The Modern Spirit bears two hallmarks. Baptised in Christianity, it is at heart spiritualist, and from this baptismal inheritance it has preserved one cardinal tendency: it is analytical to such a degree that the novel of psychological analysis can justly be said to have sprung from the Confessional22. Indeed, so thoroughly analytical that it could only attain Synthesis by making a decisive break with its earliest education23 and marrying the speculative and intuitive gifts of its Asian heritage to the scientific and deductive powers of its Greek inheritance. In this magnificent attempt to forge unity from the diverse strands of its intellectual life, it runs one great risk: that of losing—or at least diluting—the spiritualist or mystical character that has thus far been its governing force, that most sharply sets it apart from the men of antiquity, and that bathes it in the most precious light the Gospel ever kindled in the world.

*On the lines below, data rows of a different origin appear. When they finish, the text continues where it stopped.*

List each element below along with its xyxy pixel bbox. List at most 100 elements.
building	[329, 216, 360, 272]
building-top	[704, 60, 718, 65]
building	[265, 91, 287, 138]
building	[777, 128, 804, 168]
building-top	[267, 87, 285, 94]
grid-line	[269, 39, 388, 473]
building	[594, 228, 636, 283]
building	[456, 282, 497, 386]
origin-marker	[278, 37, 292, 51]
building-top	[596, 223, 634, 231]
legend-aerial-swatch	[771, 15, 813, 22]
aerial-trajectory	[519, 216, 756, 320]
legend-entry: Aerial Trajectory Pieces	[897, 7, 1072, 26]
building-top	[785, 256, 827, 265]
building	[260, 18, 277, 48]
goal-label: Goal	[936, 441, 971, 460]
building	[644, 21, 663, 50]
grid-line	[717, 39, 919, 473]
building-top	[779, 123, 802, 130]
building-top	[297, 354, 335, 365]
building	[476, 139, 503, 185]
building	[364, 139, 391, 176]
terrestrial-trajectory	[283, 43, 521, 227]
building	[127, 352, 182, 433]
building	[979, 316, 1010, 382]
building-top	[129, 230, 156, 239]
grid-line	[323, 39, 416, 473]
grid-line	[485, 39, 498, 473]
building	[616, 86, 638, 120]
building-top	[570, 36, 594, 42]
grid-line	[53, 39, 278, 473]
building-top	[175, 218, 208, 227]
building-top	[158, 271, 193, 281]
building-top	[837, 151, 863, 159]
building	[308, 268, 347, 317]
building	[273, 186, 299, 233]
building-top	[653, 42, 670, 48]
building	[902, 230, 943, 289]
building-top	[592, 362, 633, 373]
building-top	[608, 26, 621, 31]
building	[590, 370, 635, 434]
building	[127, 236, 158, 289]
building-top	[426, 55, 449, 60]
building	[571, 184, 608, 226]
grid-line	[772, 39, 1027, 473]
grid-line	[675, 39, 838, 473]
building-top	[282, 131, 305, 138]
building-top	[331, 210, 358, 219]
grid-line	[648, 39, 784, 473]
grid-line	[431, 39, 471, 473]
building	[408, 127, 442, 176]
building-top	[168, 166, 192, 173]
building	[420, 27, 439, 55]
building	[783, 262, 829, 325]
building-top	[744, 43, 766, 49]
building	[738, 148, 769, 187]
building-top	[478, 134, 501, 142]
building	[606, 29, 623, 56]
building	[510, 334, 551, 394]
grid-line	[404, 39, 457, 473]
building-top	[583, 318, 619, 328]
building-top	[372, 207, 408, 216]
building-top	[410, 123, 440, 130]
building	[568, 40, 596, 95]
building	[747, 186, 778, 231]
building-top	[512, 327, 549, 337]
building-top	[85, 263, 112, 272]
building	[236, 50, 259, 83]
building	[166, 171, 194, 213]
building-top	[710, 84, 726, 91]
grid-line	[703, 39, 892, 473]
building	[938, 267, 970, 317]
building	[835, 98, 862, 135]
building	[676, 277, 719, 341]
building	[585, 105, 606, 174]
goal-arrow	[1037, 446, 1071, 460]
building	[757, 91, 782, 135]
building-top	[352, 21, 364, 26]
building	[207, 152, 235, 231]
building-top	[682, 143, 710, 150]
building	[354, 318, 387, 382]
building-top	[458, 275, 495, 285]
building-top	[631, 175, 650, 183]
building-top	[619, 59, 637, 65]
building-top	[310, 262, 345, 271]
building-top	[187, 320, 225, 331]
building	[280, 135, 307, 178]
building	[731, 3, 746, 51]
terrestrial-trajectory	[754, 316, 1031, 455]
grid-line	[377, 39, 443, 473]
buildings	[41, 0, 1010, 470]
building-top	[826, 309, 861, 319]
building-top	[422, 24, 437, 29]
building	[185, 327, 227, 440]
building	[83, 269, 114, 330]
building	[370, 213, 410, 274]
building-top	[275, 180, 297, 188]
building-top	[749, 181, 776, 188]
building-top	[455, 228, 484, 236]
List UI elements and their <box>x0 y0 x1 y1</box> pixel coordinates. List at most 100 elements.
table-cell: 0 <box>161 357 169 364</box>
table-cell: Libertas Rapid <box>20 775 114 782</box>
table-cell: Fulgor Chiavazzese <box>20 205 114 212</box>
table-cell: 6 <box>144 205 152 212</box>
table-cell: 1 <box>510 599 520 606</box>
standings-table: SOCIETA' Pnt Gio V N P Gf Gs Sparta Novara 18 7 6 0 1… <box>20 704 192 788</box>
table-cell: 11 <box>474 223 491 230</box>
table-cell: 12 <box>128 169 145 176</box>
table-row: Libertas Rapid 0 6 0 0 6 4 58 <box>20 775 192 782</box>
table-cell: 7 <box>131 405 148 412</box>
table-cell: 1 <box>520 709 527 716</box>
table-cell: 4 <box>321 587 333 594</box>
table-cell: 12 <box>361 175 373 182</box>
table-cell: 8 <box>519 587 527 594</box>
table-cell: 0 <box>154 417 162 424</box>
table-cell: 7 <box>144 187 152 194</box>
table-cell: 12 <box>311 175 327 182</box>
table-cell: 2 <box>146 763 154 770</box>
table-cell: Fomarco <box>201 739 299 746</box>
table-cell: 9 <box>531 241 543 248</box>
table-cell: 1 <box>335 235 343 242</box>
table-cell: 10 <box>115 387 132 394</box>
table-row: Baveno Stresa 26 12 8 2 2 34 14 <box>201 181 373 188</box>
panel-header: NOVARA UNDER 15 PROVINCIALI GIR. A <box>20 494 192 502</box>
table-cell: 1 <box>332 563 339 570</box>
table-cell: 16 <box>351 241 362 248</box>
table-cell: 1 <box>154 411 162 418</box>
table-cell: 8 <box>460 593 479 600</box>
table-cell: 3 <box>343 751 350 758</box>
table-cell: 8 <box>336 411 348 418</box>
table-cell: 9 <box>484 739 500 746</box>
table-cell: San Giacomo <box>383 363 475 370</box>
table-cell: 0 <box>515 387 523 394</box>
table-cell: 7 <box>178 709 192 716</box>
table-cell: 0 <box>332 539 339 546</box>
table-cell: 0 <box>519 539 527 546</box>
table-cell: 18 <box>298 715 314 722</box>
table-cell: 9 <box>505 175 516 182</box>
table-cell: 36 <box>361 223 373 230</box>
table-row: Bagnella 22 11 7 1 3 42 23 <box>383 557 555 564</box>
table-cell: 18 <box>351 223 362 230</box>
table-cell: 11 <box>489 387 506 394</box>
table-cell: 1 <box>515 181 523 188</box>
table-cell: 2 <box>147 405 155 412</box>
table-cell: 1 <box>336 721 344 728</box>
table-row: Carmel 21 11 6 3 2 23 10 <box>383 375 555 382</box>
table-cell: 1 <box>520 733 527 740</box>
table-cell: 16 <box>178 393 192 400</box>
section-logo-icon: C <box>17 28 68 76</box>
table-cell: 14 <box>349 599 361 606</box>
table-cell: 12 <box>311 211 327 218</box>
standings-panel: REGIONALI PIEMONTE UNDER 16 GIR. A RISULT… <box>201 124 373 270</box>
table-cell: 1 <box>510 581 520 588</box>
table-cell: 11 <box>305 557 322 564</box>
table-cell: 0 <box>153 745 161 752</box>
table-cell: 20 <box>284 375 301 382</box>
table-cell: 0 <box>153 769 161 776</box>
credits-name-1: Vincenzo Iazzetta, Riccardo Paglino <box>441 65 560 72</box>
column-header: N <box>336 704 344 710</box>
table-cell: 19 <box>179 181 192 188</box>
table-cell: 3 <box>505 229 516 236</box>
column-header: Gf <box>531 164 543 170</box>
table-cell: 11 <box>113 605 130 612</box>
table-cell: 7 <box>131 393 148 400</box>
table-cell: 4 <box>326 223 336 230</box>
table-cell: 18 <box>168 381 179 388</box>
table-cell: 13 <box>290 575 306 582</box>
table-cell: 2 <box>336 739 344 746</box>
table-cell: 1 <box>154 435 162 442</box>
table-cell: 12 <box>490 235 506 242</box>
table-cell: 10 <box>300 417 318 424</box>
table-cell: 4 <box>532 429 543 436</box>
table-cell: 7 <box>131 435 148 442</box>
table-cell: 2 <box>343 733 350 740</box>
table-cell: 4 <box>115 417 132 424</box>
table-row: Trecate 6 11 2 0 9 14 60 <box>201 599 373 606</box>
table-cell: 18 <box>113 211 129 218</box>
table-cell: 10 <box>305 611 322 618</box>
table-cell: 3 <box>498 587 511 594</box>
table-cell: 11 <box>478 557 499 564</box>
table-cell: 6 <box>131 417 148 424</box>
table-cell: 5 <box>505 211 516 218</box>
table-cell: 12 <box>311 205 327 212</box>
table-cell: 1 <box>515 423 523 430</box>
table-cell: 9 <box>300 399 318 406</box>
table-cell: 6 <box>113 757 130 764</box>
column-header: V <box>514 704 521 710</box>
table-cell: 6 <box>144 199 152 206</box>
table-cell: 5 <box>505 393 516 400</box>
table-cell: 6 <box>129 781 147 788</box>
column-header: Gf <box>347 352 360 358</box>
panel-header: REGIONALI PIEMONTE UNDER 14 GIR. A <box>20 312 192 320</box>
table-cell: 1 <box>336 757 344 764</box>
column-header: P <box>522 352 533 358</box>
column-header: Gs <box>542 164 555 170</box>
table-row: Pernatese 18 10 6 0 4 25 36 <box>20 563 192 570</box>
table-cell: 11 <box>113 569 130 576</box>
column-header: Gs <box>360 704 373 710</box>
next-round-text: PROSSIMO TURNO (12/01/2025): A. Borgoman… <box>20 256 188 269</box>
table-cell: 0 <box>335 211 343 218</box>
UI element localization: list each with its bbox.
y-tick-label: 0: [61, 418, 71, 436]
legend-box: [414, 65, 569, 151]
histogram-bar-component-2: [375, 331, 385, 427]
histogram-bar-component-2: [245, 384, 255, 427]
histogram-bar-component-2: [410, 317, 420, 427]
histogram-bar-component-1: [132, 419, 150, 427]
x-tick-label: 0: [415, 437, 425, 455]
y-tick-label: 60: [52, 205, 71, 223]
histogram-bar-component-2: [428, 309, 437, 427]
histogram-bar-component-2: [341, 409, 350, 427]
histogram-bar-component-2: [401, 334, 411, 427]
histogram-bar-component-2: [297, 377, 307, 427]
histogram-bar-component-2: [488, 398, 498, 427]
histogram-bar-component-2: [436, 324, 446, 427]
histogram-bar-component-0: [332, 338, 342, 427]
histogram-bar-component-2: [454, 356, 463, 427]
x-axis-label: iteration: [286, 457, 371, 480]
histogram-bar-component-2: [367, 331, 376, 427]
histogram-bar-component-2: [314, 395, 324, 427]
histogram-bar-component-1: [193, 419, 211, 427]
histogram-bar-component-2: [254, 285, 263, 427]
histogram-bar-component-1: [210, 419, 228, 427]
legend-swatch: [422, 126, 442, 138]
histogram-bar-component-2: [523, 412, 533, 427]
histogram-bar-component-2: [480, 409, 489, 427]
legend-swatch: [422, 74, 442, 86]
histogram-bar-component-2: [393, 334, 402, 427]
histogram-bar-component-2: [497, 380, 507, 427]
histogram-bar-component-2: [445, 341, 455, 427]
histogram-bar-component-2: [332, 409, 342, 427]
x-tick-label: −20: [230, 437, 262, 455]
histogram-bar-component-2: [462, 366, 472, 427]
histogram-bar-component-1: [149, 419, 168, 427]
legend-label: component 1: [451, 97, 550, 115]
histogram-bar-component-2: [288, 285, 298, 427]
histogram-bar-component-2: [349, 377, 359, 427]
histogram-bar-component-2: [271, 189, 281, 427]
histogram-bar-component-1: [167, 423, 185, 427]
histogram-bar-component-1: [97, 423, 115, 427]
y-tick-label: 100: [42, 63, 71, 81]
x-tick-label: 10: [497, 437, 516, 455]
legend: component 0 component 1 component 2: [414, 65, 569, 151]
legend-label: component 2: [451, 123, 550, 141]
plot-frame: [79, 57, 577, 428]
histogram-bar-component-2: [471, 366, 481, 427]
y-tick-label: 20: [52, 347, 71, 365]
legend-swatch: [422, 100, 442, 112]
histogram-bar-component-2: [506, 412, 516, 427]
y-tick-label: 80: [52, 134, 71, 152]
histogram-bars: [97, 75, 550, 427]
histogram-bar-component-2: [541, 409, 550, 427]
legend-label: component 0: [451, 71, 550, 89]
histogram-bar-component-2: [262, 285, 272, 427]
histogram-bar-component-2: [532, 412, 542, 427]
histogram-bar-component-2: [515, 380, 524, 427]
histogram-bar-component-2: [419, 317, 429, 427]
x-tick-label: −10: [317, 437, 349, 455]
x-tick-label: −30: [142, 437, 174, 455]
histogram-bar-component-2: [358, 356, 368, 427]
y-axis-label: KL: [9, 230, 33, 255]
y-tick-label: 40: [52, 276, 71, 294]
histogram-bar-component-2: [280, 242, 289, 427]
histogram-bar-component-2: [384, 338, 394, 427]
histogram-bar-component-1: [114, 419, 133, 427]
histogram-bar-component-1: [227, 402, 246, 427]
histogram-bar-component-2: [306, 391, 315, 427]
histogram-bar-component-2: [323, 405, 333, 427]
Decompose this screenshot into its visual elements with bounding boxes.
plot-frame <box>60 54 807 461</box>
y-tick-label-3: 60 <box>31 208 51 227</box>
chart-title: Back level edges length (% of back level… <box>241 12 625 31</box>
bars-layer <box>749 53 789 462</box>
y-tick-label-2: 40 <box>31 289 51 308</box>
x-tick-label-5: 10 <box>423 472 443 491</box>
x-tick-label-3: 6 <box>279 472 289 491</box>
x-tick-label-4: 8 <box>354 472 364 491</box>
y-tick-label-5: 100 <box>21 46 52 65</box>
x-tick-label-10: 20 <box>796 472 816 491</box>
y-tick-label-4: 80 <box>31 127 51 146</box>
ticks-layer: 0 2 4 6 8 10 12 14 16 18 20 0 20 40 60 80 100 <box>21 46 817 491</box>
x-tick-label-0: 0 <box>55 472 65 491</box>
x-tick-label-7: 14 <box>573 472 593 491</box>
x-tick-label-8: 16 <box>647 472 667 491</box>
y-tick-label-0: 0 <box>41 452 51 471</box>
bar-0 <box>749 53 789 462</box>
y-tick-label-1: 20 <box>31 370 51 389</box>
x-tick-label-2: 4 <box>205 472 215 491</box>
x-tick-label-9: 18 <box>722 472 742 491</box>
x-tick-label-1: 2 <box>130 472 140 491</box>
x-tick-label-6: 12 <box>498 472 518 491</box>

Yet before we come to this momentous contemporary question of Synthesis, we must once more consult History—though now only the History of Beauty’s expression through the Written Word—to show how the modern spirit, in pursuing its aesthetic vision of “Man in the World”, has from the first instinctively dissected its subject into fundamental, constituent parts, then subjected each part in turn to the same analytical scrutiny.

To keep within reasonable bounds, we shall not venture back to where logic might lead us—to that far-off dawn after the Ancient World’s twilight, when the Middle Ages broke dimly upon us, and man, still drunk on pagan pleasures yet newly converted to the Religion of Tears, began to mumble his ignorance and pain, to surrender himself to priestly guidance, and, though not always checking his innocent exuberance, at least struggled through the stern alphabet of Contrition and raised, with smarting hands, the heavy veil that hid beatitudes still far beyond reach. How Christ, step by step, banished from the minds of rising generations—who still harboured vague memories of the Pantheon—every deity save himself, and through his Apostles to the Nations imposed a wholly priestly literature, into which only men of learning like Rabelais smuggled echoes of ancient truths. Such themes would richly repay attention but would lead us far astray! Since we must limit ourselves to French literature, let us begin at the close of the sixteenth century, which—as though staging a perfect emblem for our purposes—brought paganism back to life, nearly smothered the authentic modern inspiration (which is Christian), yet ultimately bowed to the contrived but commanding force of a Christianity likewise reborn, and made Homer and Virgil submit to Bossuet.